Questionable PIN Security

@dh024 Yes, @Jmac is right: I can reproduce this for a desktop vault that has been PIN-locked after disabling the option Lock with master password on restart. In my case, I assumed the attacker was using a portable desktop installation – e.g., with D:\Bitwarden-Portable-2022.6.2.exe installed on a USB (D:). On the victim computer, navigate to %AppData%\Bitwarden and copy the data.json file to the USB at D:\bitwarden-appdata\data.json. If the computer is locked or powered off, use a recovery environment on a bootable USB to access the file. The copied vault can still be unlocked using the PIN, from any computer.

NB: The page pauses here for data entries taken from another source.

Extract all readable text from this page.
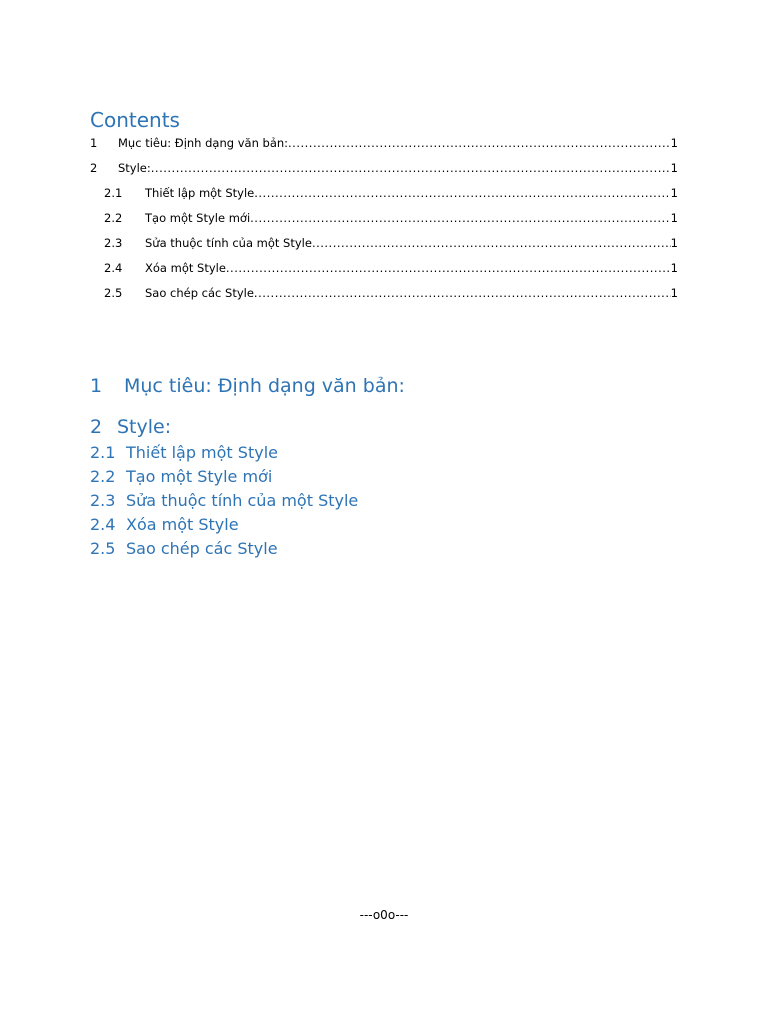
Contents
1	Mục tiêu: Định dạng văn bản: .....	1
2	Style: .....	1
2.1	Thiết lập một Style .....	1
2.2	Tạo một Style mới .....	1
2.3	Sửa thuộc tính của một Style .....	1
2.4	Xóa một Style .....	1
2.5	Sao chép các Style .....	1
1 Mục tiêu: Định dạng văn bản:
2 Style:
2.1 Thiết lập một Style
2.2 Tạo một Style mới
2.3 Sửa thuộc tính của một Style
2.4 Xóa một Style
2.5 Sao chép các Style
---o0o---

Thus, the attacker can take the USB to any other computer, and try to crack the PIN at their leisure. If doing this manually (by trying the obvious 1111, 1234, birthdates, etc.), you can get an unlimited number of unlock attempts simply by closing and restarting the app after each fourth attempt. There may be a hash stored in the data.json file that would make a more automated cracking attempt possible, but I have not explored this yet.

@rpaulson If you are worried about a memory attack, then you are going to be disappointed. Despite what is said in the Bitwarden documentation and whitepaper, whether the vault is unlocked, locked, or logged out, the actual master password is stored in unencrypted plaintext in memory until you shut down the app process completely!